We have discovered that if the polyvinylidene fluoride polymer can be maintained in an amorphous state prior to poling, the poling process by itself results in an element displaying stable pyroelectric and piezoelectric properties. Apparently, the poling itself creates the desired .beta.-crystallinity in the film or coating, with no necessity for mechanical orientation.
The prevention of crystalline formation is achieved by utilizing a polymeric blend, with one of the polymers being polyvinylidene fluoride and the other polymer being one that is miscible therewith.
By keeping the miscible polymer blend in an amorphous state until poling is undertaken, beta crystallinity, and thus the desired electrical characteristics are achieved solely by the action of the polarization.
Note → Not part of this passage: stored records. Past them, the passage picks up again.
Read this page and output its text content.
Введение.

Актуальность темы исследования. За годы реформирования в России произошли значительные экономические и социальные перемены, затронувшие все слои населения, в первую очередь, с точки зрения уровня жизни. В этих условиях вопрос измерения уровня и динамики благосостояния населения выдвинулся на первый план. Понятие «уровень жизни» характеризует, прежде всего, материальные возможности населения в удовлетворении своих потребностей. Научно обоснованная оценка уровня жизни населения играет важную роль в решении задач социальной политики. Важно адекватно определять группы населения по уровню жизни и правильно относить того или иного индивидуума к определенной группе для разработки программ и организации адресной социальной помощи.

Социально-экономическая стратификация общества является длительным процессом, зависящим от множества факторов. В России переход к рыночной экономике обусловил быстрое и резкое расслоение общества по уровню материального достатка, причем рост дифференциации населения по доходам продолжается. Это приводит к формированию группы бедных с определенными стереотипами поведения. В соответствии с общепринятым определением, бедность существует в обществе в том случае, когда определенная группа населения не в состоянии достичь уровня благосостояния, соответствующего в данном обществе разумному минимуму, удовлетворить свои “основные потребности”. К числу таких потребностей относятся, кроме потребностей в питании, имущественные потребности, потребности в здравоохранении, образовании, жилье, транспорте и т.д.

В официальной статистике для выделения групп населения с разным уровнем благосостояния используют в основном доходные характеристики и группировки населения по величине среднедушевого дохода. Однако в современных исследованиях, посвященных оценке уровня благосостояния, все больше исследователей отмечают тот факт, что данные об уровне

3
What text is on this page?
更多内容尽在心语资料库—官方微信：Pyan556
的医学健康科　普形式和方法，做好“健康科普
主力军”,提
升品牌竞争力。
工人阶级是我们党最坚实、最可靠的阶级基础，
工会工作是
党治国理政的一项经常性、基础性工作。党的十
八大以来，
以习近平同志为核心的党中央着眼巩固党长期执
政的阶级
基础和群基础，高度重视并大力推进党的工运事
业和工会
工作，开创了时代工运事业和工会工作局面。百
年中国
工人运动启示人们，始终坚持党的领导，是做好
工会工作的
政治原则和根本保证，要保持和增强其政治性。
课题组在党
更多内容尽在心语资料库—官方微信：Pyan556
Such a technique cannot be applied to pure polyvinylidene fluoride because the pure polymer has such a high tendency to crystallize that crystallization cannot be sufficiently prevented.
The function of the miscible polymeric blend component is therefore to reduce the tendency of the polyvinylidene fluoride to crystallize and thus to form a substantially amorphous film prior to poling.
The use of polymer blends of polyvinylidene fluoride with miscible polymers is itself known in the art. Such polymers include acrylates, e.g., polymethyl acrylate; methacrylates, e.g., polymethyl methacrylate and polyethyl methacrylate; polyvinyl acetate; poly N,-N-dimethyl acrylamide; polyvinyl methyl ketone and poly N-vinyl-2-pyrolidone. Such blends have in fact been mechanically oriented to produce the beta crystalline form of the polyvinylidene fluoride within the blend composition and subsequently poled. One would expect that the desired electrical properties would be less than those of pure polyvinylidene fluoride because less polyvinylidene fluoride is present in the composition, and such experiments have in fact been reported with the expected results. (Lee, H.; Salomon, R. E.; and Laebs, M. N.; Macromolecules, 11, p. 171, 1978.)
We have now found that by using a simple blend of polymers, processing same to a film or a coating on an article can be undertaken without the necessity of mechanical orientation of the film, yet a film or coating displaying stable pyroelectric and isotropic piezoelectric characteristics can be obtained.